Dieses Jahr liegt ihre Schule mit 11 Abiturpreisen Mathematik an der Spitze unserer Vergabeliste. Das ist fantastisch! Woher haben Sie so viele Kandidatinnen und Kandidaten für diesen Preis?

Wie bereits in den letzten Jahren haben wir auch dieses Jahr eine große Anzahl von Abiturientinnen und Abiturienten, die nicht nur sehr gute Noten in der Abiturprüfung, sondern auch kontinuierlich herausragende Leistungen im Fach Mathematik erzielt haben. Zu den 11 Preisträgerinnen und Preisträgern kommen 7 weitere Abiturientinnen und Abiturienten, die auf Grund ihrer sehr guten Leistungen in Mathematik von der Schule einen Buchpreis bekommen. Die Preise verteilen sich gleichmäßig auf Schülerinnen und Schüler aus Regelklassen sowie Förderklassen bzw. TUM-Kolleg. Durch die verschiedenen Mathematikwettbewerbe, aber auch durch die Teilung der Klassen in den Intensivierungsstunden ist eine individuelle Förderung des besonderen Interesses und Engagement für die Mathematik möglich. Dabei besteht kein geschlechtsspezifischer Unterschied. So sind von den Preisträgerinnen und Preisträgern 6 weiblich und 5 männlich.
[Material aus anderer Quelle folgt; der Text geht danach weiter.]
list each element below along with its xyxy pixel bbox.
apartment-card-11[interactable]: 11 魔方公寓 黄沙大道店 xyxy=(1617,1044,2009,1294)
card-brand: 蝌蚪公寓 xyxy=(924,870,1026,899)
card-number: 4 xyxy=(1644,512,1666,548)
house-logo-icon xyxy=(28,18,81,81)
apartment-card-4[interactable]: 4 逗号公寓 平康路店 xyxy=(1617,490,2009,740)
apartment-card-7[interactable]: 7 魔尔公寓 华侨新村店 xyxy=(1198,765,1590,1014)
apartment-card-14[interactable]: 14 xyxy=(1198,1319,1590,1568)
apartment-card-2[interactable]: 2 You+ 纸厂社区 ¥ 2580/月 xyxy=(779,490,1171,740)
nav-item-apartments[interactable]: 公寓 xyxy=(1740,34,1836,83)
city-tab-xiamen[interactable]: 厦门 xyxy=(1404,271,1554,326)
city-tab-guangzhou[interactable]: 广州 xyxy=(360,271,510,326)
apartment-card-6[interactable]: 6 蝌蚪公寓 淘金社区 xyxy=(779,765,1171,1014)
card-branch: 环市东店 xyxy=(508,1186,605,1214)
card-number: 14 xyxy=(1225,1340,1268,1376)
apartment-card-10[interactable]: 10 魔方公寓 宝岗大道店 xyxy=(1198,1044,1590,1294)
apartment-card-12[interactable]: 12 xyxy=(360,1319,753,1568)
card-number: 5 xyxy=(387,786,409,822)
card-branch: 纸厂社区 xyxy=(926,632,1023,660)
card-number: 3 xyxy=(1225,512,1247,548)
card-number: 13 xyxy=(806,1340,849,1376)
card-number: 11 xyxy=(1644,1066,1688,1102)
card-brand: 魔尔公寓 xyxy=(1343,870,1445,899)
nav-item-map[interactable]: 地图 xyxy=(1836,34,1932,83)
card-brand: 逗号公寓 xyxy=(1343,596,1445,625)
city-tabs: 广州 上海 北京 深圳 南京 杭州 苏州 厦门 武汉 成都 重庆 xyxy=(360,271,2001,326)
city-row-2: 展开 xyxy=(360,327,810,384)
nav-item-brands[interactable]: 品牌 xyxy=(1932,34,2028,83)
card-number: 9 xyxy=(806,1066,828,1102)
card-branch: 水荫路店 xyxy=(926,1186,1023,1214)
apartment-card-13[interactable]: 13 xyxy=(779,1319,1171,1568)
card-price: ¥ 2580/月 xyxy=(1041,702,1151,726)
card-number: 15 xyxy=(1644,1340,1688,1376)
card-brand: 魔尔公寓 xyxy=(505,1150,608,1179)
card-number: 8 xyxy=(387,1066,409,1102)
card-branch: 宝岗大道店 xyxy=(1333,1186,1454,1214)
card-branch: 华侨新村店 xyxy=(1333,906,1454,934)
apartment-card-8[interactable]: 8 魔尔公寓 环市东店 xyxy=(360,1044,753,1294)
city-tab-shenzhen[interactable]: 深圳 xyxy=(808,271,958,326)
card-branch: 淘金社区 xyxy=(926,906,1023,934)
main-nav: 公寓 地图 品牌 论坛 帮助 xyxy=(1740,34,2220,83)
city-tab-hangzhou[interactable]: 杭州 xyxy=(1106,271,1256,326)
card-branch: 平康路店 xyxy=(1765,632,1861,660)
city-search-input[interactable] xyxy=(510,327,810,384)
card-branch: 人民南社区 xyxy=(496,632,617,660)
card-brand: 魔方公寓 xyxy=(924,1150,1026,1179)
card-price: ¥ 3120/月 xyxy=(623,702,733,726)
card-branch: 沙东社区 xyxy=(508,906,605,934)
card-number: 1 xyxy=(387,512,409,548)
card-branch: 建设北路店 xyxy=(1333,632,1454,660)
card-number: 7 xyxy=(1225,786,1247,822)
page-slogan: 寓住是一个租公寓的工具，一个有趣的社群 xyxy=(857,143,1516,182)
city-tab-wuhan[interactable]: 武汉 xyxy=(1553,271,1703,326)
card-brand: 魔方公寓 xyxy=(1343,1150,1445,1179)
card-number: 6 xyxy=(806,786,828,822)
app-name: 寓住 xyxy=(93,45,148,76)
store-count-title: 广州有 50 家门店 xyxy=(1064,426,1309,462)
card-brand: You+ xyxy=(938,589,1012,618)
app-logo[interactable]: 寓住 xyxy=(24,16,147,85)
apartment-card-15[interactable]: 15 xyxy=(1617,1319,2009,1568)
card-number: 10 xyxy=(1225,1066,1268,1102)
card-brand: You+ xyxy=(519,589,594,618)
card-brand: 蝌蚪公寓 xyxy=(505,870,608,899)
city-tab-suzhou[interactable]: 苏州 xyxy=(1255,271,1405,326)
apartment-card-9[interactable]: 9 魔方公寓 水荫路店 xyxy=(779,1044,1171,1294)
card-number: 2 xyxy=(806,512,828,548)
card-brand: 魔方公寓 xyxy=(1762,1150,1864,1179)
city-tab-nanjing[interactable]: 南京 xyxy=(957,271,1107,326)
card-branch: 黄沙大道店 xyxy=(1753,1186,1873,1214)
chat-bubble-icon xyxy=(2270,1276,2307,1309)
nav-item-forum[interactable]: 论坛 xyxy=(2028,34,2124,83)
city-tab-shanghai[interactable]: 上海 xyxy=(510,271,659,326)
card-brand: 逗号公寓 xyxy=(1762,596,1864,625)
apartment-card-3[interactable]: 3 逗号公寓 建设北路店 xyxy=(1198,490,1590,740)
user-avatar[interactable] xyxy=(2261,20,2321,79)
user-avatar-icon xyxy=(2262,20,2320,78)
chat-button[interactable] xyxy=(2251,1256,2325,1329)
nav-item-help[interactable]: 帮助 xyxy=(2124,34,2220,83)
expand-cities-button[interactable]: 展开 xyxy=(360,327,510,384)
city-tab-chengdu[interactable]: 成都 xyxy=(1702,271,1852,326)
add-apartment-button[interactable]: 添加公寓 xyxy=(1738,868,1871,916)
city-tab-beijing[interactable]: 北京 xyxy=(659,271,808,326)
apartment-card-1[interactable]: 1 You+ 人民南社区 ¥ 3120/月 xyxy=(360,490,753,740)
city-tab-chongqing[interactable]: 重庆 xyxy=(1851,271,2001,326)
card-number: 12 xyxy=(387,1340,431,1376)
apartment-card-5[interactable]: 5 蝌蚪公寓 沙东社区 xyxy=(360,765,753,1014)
Nun haben Sie in Bayern dieses Jahr kein Doppelabitur und müssen 10 der 11 Preise finanzieren. Das kostet sie insgesamt fast 460 €. Woher bekommen Sie das Geld?

Wir haben jedes Jahr ca. 400€ für kleine Preise in unseren diversen Mathematikwettbewerben in der Fachschaft zur Verfügung. Durch eine großzügige Spende des Fördervereins unserer Schule und einen externen Sponsor mussten wir diesen Betrag dieses Jahr nicht für die Wettbewerbe ausgeben und konnten dadurch so viele Abiturpreise vergeben. Wir hoffen natürlich, dass uns dies auch in den nächsten Jahren gelingt.

Stellen Sie doch bitte die Besonderheiten ihrer Schule heraus.

Besonders sind unsere Maßnahmen zur Hochbegabtenförderung: 1. die Förderklassen für Hochbegabte und 2. das TUM-Kolleg.

Seit zehn Jahren gibt es am OvTG für hochbegabte Schülerinnen und Schüler ab der 5. Jahrgangsstufe besondere Förderklassen. Durch die - im Vergleich mit dem normalen achtjährigen Gymnasium - beschleunigte Erarbeitung des Pflichtstoffs, bleibt Raum für vielfältige Vertiefungen, sowie ein umfassendes Wahl- und Plusprogramm. Hier garantieren wir durch vielseitige und schülerzentrierte Unterrichtsmethoden, eine besonders individuelle Förderung. Entsprechende Erfahrungen bereichern so auch den Unterricht der Regelklassen.

Das TUM-Kolleg ist ein bundesweit einmaliges Kooperationsprojekt zwischen der Technischen Universität München und dem OvTG. Pro Jahrgang erhalten hier bis zu 15 mathematisch-naturwissenschaftlich begabte und leistungsfähige Schülerinnen und Schüler die Möglichkeit einer intensiven und individuellen Förderung. Ein voller Unterrichtstag pro Woche ist für die Arbeit an der TU München reserviert. In dieser Zeit arbeiten die beteiligten Schüler/-innen an interessanten Uni-Projekten, absolvieren naturwissenschaftliche Praktika in den Schüler- und Wissenschaftslabors oder nehmen an ausgewählten universitären Veranstaltungen teil. In der übrigen Zeit verbleiben die Schüler/-innen am OvTG. Sie werden als eigenständiger Oberstufenzug geführt, doch in einigen Fächern auch zusammen mit den anderen Oberstufenschülern unterrichtet und bleiben so fest in das soziale Gefüge ihre Jahrgangs integriert.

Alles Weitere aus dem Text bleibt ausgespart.